Puttkamer was the science adviser to the movie and a scientist from NASA. He talks about the future of NASA and its new shuttle program. Sad because of the tragic fate of two of the four shuttles. Also sad that America has no active space program these days.

“Star Trek The Motion Picture Glossary”
By Tom Rogers

A glossary of the people and terms from the new movie. A useful glossary.
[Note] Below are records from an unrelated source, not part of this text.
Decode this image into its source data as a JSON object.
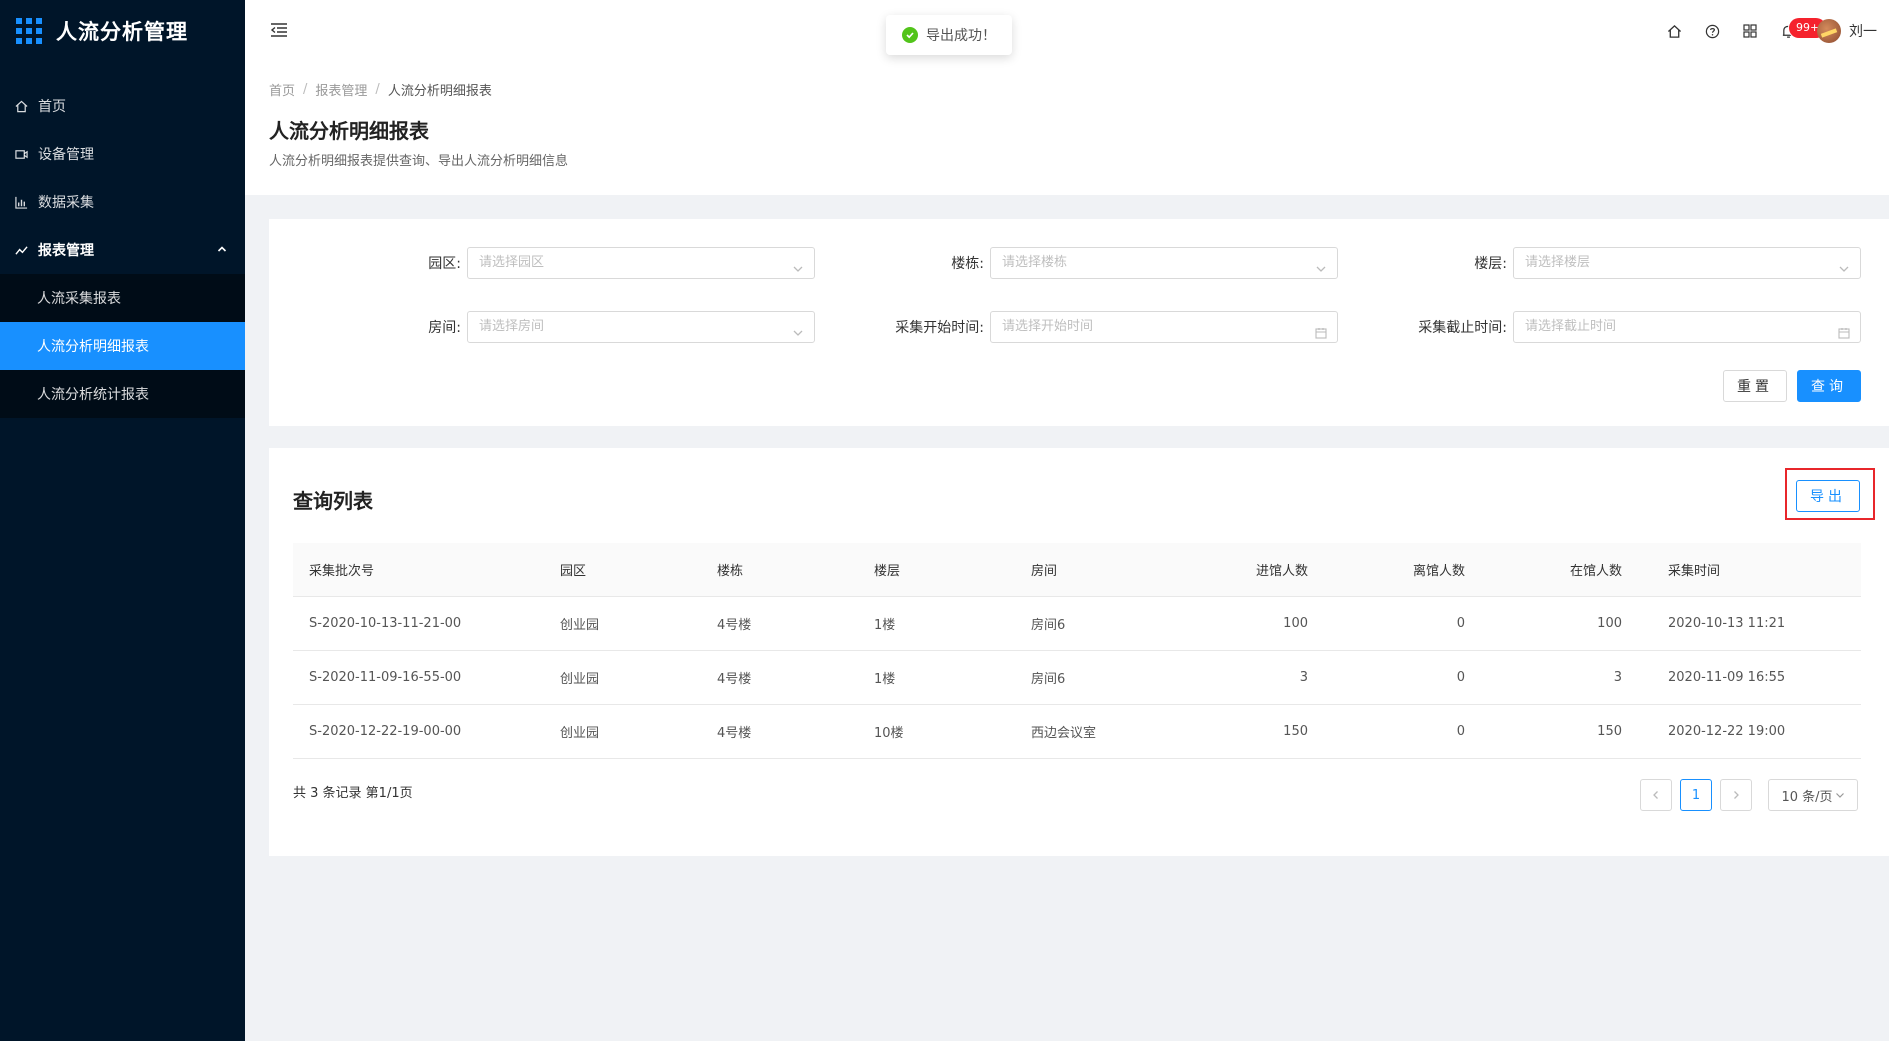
{
  "app": {
    "title": "人流分析管理"
  },
  "sidebar": {
    "items": [
      {
        "label": "首页",
        "icon": "home-icon"
      },
      {
        "label": "设备管理",
        "icon": "device-icon"
      },
      {
        "label": "数据采集",
        "icon": "bar-chart-icon"
      },
      {
        "label": "报表管理",
        "icon": "line-chart-icon"
      }
    ],
    "sub_items": [
      {
        "label": "人流采集报表",
        "active": false
      },
      {
        "label": "人流分析明细报表",
        "active": true
      },
      {
        "label": "人流分析统计报表",
        "active": false
      }
    ]
  },
  "header": {
    "badge": "99+",
    "user_name": "刘一"
  },
  "toast": {
    "message": "导出成功！"
  },
  "breadcrumb": [
    "首页",
    "报表管理",
    "人流分析明细报表"
  ],
  "page": {
    "title": "人流分析明细报表",
    "description": "人流分析明细报表提供查询、导出人流分析明细信息"
  },
  "filters": {
    "park": {
      "label": "园区:",
      "placeholder": "请选择园区"
    },
    "building": {
      "label": "楼栋:",
      "placeholder": "请选择楼栋"
    },
    "floor": {
      "label": "楼层:",
      "placeholder": "请选择楼层"
    },
    "room": {
      "label": "房间:",
      "placeholder": "请选择房间"
    },
    "start_time": {
      "label": "采集开始时间:",
      "placeholder": "请选择开始时间"
    },
    "end_time": {
      "label": "采集截止时间:",
      "placeholder": "请选择截止时间"
    },
    "reset_label": "重置",
    "query_label": "查询"
  },
  "list": {
    "title": "查询列表",
    "export_label": "导出",
    "columns": [
      "采集批次号",
      "园区",
      "楼栋",
      "楼层",
      "房间",
      "进馆人数",
      "离馆人数",
      "在馆人数",
      "采集时间"
    ],
    "rows": [
      [
        "S-2020-10-13-11-21-00",
        "创业园",
        "4号楼",
        "1楼",
        "房间6",
        "100",
        "0",
        "100",
        "2020-10-13 11:21"
      ],
      [
        "S-2020-11-09-16-55-00",
        "创业园",
        "4号楼",
        "1楼",
        "房间6",
        "3",
        "0",
        "3",
        "2020-11-09 16:55"
      ],
      [
        "S-2020-12-22-19-00-00",
        "创业园",
        "4号楼",
        "10楼",
        "西边会议室",
        "150",
        "0",
        "150",
        "2020-12-22 19:00"
      ]
    ],
    "total_text": "共 3 条记录 第1/1页",
    "current_page": "1",
    "page_size": "10 条/页"
  }
}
So this adaptation was a good faithful adaptation to the movie. Now I haven’t seen this movie since it first came out 38 years ago. I remember I was impressed with the visuals but the story seemed lacking. It was basically recycling a mediocre episode from the old series. Of course its main appeal was the nostalgia for this series which I loved and still do. Reading this I have a new appreciation for the movie and will have to seek it out and watch again. After all while the movie itself was so-so it did set the stage for The Wrath of Khan which is probably one of the finest movies of all time. Not to mention all the spin-offs and other cool movies.